While President Donald Trump has directed his ire at the Federal Reserve for the recent stock market decline, he also has himself to blame.

The president’s escalating trade battle with China has added another layer of uncertainty to the nervousness caused by rising interest rates.

While the tariffs’ impacts have yet to be felt as they have just been implemented, there’s fear spreading that when company executives deliver their outlooks soon, the news won’t be good. That’s compounding fear that already has rippled through the financial world that after years of being dormant, inflation is finally on the prowl.

“The earnings are going to come in pretty much in line,” said Michael Cohn, chief investment strategist at Atlantis Asset Management. “The forward guidance is going to be much worse than it’s been over the last three or four quarters. It’s going to be horrific. That’s going to flatline the market for the most part.”

Trump has gradually ramped up the rhetoric against the U.S. central bank.

Back in July, when stocks were on a run higher, Trump said he was “not thrilled” with the Fed’s rate hikes and was worried they would derail the economic momentum built up during his time in office. This week, with stocks on a losing streak and the Dow struggling to stay positive for the year, the president called the Fed “loco” and Thursday blamed it for the stock market tanking.

That’s not completely fair, though, market watchers say.

“It’s probably the combination” of tariffs and rising rates, said Zachary Karabell, a longtime market pro and former head of global strategy at Envestnet. “Either in and of itself wouldn’t necessarily derail what’s going on. But the two together, along with midterms, are probably enough to make people somewhat skittish.”

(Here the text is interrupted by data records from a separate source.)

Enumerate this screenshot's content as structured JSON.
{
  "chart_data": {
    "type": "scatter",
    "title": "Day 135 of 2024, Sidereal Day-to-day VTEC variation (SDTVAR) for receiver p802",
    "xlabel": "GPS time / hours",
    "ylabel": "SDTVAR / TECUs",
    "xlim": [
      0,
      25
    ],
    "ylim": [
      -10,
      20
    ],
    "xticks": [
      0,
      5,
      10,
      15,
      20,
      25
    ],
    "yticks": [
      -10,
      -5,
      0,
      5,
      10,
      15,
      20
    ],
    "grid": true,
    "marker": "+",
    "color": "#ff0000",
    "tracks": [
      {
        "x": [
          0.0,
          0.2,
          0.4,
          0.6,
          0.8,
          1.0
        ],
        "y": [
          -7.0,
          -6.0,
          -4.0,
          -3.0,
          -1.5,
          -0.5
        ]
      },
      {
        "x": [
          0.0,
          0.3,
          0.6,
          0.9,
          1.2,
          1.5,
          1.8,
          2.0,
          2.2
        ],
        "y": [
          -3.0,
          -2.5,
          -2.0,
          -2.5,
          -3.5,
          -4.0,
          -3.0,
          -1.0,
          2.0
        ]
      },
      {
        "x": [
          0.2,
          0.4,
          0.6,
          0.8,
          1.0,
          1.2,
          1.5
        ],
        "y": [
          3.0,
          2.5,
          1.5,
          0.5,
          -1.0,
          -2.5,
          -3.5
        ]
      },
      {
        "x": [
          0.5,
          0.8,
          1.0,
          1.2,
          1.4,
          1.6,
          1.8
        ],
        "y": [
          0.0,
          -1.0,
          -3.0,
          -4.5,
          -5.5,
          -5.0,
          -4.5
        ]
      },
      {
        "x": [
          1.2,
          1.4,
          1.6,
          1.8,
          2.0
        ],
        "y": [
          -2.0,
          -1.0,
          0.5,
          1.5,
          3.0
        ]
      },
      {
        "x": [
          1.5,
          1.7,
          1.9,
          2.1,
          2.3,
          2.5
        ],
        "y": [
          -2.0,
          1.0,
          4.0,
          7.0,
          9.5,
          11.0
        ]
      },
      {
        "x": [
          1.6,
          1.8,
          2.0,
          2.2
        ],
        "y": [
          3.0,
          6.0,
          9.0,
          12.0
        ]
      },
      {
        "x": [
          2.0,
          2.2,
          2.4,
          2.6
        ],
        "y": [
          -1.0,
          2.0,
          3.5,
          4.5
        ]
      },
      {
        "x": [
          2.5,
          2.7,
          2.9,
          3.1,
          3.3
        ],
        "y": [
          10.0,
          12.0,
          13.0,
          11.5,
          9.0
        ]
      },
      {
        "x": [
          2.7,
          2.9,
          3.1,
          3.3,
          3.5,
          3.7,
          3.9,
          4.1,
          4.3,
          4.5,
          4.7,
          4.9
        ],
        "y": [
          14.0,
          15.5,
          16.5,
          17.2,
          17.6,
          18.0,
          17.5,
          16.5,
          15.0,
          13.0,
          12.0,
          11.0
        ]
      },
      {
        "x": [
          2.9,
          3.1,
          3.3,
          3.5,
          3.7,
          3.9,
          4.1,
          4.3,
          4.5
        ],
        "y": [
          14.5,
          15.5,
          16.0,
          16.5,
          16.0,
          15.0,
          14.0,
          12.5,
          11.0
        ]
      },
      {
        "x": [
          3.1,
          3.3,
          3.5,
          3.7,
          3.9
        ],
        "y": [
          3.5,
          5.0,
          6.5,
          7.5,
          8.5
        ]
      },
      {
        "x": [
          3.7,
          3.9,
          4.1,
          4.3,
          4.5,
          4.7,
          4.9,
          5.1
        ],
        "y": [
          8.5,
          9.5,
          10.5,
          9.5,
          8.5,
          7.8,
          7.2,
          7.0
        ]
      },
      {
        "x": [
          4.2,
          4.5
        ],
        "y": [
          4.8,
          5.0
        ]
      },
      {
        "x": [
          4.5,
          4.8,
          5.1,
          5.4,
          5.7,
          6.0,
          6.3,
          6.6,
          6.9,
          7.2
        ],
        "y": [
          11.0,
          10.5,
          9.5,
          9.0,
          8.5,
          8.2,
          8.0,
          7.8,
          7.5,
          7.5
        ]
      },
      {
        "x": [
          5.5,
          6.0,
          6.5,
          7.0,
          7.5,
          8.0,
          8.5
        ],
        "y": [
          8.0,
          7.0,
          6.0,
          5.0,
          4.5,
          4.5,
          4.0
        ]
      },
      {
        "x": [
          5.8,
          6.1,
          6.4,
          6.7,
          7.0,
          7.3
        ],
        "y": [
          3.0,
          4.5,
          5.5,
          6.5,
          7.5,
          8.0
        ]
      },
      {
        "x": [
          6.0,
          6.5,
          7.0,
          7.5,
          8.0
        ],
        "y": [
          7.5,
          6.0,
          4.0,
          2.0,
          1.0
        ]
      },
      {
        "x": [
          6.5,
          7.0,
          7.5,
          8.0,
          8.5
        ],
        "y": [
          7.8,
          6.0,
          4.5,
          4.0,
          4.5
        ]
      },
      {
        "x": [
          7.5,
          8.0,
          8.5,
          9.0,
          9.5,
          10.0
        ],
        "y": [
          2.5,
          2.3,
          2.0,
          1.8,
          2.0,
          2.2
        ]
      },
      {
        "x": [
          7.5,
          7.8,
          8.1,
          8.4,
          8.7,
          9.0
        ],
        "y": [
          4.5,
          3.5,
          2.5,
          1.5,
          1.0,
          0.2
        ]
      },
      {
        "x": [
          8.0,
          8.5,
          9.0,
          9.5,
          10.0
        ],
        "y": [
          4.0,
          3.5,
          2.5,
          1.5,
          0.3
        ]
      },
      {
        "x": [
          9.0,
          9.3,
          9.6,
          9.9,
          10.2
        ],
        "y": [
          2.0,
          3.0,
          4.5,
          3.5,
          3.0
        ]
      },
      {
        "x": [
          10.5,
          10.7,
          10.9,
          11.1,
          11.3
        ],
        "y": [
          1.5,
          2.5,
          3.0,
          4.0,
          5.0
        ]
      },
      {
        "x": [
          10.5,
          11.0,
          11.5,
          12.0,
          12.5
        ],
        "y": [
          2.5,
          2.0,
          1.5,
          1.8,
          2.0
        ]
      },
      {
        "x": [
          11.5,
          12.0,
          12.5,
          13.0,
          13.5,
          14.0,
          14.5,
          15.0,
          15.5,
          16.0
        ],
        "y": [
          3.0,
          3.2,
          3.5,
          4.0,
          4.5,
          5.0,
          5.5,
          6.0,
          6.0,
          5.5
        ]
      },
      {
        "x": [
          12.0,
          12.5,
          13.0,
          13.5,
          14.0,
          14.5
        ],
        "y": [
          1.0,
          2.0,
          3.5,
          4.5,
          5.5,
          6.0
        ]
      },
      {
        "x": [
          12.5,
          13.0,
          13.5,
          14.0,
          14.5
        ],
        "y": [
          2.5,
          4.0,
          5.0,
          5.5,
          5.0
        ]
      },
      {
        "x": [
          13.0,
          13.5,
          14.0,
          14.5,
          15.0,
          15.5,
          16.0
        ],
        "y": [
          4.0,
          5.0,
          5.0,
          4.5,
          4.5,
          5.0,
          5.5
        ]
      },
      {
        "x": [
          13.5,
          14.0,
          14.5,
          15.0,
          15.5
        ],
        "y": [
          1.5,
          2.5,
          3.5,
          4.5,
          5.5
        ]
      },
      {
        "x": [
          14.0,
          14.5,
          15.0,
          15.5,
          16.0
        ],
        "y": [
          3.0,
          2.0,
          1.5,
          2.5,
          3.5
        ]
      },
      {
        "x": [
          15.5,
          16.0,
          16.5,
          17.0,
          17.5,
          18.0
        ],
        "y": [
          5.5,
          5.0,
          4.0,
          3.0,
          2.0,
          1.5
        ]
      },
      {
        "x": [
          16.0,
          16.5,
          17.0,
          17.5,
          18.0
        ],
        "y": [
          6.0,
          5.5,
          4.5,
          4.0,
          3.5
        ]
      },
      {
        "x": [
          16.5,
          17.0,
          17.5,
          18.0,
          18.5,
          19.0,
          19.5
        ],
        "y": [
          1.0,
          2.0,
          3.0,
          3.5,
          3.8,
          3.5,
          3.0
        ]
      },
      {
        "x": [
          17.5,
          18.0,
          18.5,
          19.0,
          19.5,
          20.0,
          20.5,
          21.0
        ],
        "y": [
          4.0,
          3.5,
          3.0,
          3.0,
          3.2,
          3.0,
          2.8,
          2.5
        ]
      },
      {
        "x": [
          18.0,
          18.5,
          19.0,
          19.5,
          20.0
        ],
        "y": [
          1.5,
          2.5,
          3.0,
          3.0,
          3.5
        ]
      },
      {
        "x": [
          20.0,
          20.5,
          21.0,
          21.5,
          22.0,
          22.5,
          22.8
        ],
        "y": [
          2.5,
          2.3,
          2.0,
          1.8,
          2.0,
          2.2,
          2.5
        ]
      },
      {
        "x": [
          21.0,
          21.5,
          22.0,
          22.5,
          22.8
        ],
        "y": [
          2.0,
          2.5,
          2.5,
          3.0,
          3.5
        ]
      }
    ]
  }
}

Indeed, the two items feed into the same inflation narrative.

The Fed is raising rates in part simply to normalize after seven years of near-zero rates following the financial crisis, and to stave off inflation even though central bank officials acknowledge that it remains in check for now.

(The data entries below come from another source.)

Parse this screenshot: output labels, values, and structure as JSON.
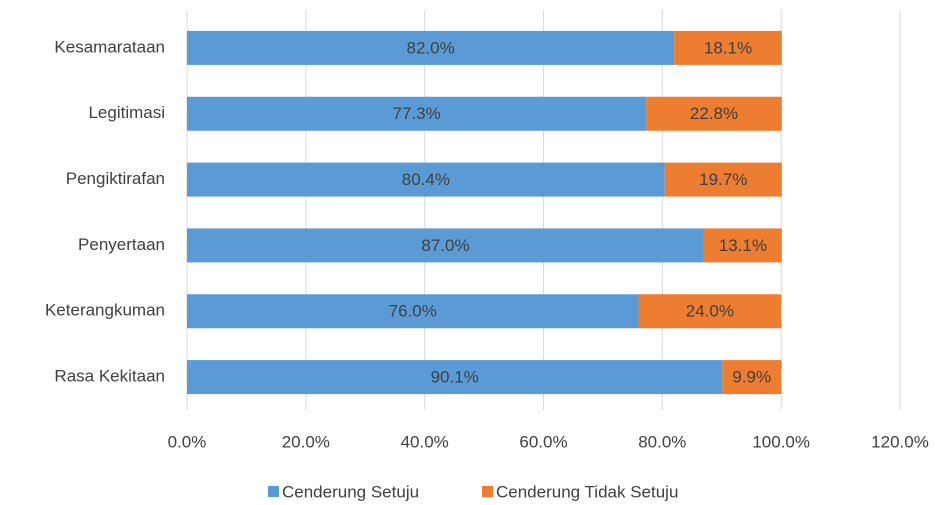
{
  "chart_data": {
    "type": "stacked_barh",
    "categories": [
      "Kesamarataan",
      "Legitimasi",
      "Pengiktirafan",
      "Penyertaan",
      "Keterangkuman",
      "Rasa Kekitaan"
    ],
    "series": [
      {
        "name": "Cenderung Setuju",
        "color": "#5b9bd5",
        "values": [
          82.0,
          77.3,
          80.4,
          87.0,
          76.0,
          90.1
        ],
        "value_labels": [
          "82.0%",
          "77.3%",
          "80.4%",
          "87.0%",
          "76.0%",
          "90.1%"
        ]
      },
      {
        "name": "Cenderung Tidak Setuju",
        "color": "#ed7d31",
        "values": [
          18.1,
          22.8,
          19.7,
          13.1,
          24.0,
          9.9
        ],
        "value_labels": [
          "18.1%",
          "22.8%",
          "19.7%",
          "13.1%",
          "24.0%",
          "9.9%"
        ]
      }
    ],
    "xlim": [
      0,
      120
    ],
    "xticks": [
      {
        "value": 0,
        "label": "0.0%"
      },
      {
        "value": 20,
        "label": "20.0%"
      },
      {
        "value": 40,
        "label": "40.0%"
      },
      {
        "value": 60,
        "label": "60.0%"
      },
      {
        "value": 80,
        "label": "80.0%"
      },
      {
        "value": 100,
        "label": "100.0%"
      },
      {
        "value": 120,
        "label": "120.0%"
      }
    ],
    "grid": true,
    "legend": "bottom"
  }
}
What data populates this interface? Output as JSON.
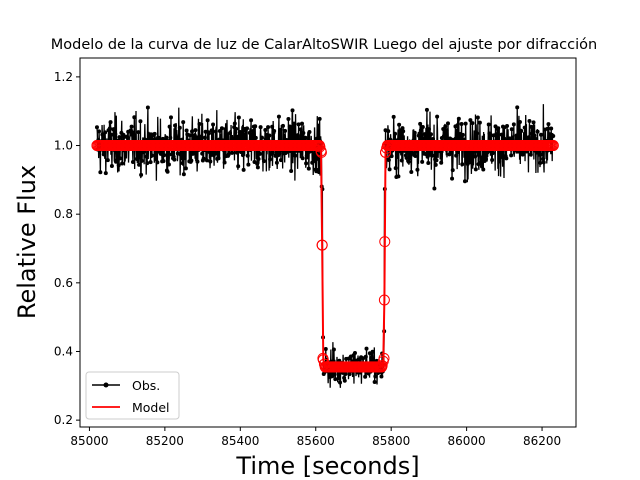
{
  "chart_data": {
    "type": "scatter",
    "title": "Modelo de la curva de luz de CalarAltoSWIR Luego del ajuste por difracción",
    "xlabel": "Time [seconds]",
    "ylabel": "Relative Flux",
    "xlim": [
      84975,
      86290
    ],
    "ylim": [
      0.18,
      1.255
    ],
    "xticks": [
      85000,
      85200,
      85400,
      85600,
      85800,
      86000,
      86200
    ],
    "xtick_labels": [
      "85000",
      "85200",
      "85400",
      "85600",
      "85800",
      "86000",
      "86200"
    ],
    "yticks": [
      0.2,
      0.4,
      0.6,
      0.8,
      1.0,
      1.2
    ],
    "ytick_labels": [
      "0.2",
      "0.4",
      "0.6",
      "0.8",
      "1.0",
      "1.2"
    ],
    "grid": false,
    "legend_position": "lower-left",
    "series": [
      {
        "name": "Obs.",
        "color": "#000000",
        "style": "line-with-dots",
        "x_start": 85020,
        "x_end": 86230,
        "baseline_flux": 1.0,
        "baseline_scatter_range": [
          0.86,
          1.18
        ],
        "in_transit_flux": 0.35,
        "in_transit_scatter_range": [
          0.23,
          0.47
        ]
      },
      {
        "name": "Model",
        "color": "#ff0000",
        "style": "line-with-open-circles",
        "points": [
          [
            85020,
            1.0
          ],
          [
            85610,
            1.0
          ],
          [
            85615,
            0.98
          ],
          [
            85617,
            0.71
          ],
          [
            85619,
            0.38
          ],
          [
            85625,
            0.355
          ],
          [
            85775,
            0.355
          ],
          [
            85781,
            0.38
          ],
          [
            85783,
            0.72
          ],
          [
            85785,
            0.98
          ],
          [
            85790,
            1.0
          ],
          [
            86230,
            1.0
          ]
        ]
      }
    ]
  }
}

Tariffs factor in because they are inherently inflationary, raising the costs of goods and impacting corporate bottom lines. Corporate earnings reports have been trickling in so far, and companies have been largely getting punished badly for misses. Those that have reported have seen an average 3.8 percent share price decline on reporting day, according to Bespoke Investment Group.

Earnings season kicks into full gear Friday with reporting from the big Wall Street banks.

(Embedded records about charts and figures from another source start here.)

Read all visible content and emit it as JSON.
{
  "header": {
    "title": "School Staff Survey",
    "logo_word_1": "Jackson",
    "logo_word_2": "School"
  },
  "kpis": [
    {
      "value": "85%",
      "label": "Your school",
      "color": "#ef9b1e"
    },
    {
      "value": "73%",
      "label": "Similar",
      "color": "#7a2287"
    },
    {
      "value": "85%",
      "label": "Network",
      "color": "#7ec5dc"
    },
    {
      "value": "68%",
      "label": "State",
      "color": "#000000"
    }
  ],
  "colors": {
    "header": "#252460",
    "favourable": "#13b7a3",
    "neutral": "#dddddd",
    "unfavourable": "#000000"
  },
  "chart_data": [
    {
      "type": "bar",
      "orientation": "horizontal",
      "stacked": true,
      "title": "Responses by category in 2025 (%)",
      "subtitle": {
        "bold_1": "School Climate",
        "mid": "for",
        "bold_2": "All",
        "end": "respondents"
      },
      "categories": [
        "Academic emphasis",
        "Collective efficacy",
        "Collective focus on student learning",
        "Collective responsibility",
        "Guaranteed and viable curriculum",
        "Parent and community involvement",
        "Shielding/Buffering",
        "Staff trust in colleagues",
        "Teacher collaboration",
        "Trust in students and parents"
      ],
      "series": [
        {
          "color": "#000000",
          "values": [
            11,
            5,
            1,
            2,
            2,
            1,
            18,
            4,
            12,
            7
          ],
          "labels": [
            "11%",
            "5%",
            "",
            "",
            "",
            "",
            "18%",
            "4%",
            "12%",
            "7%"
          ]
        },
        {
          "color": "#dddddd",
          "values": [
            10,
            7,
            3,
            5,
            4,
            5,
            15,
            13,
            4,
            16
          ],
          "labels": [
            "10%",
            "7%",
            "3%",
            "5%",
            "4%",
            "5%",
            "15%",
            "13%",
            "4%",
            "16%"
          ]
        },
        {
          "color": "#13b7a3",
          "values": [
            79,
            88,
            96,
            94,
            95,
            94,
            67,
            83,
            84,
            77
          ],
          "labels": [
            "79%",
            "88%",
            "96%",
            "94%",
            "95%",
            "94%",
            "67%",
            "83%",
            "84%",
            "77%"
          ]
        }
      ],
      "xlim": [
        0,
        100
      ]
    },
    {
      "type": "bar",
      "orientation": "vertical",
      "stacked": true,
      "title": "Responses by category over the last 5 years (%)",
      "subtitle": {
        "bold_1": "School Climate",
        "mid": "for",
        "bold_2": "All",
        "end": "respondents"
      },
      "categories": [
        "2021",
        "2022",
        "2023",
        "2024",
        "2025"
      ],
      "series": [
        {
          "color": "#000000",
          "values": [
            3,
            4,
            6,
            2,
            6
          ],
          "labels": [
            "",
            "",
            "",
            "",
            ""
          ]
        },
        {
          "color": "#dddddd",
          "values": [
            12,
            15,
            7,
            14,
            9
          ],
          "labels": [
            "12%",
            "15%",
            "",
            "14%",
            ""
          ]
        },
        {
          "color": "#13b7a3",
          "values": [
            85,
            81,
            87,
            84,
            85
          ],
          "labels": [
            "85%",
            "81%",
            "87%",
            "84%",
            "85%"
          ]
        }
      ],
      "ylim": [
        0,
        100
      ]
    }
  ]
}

“What the market is really fretting about and is going to fret about for a while is inflation,” Cohn said. “The Fed will get to the point where they squash inflation, but it’s going to take time and the market’s going to do another flatline in 2019.”

The tariff situation, in the meantime, will be a significant obstacle for companies in a variety of sectors.

Moody’s Investors Service is warning that the back-and-forth between the U.S. and China will impact investments and raise tensions. The ratings firm predicts that “significant sector and regional impacts are likely, including unintended consequences on domestic supply chains.”

“Industries that will use more expensive imported or domestically produced inputs will be hurt,” Elena Duggar, chair of Moody’s Macroeconomic Board, said in a statement. “Moving production chains will be costly and rising uncertainty will affect investment.”

Tariffs will negatively impact credit for U.S. retail and wholesale distributors of furniture, home goods, electronics, hardware and appliances that take goods from China, the ratings agency said. In addition, the impact of tariffs in intermediate goods will hit the construction, transportation, telecommunications and machinery manufacturing industries.

Finally, limits on exports and investments with Chinese companies could impact the tech industry, particularly semiconductors, Moody’s added.

“That’s significant but it hasn’t happened yet. So whatever’s happening right now is anticipatory,” Karabell said. “The specter of it is enough for people to go ‘wait a minute.'”

Markets took another beating Thursday, with the Dow industrials off more than 500 points in late-afternoon trading as investors continued to worry that more damage could be ahead.

“”While tensions over widespread protectionism have faded as talks have been scheduled and some deals have been struck, U.S.-China tensions have escalated,” Jeffrey Kleintop, chief global investment strategist at Charles Schwab, said in a statement. “A deal is still possible, but so is escalation.”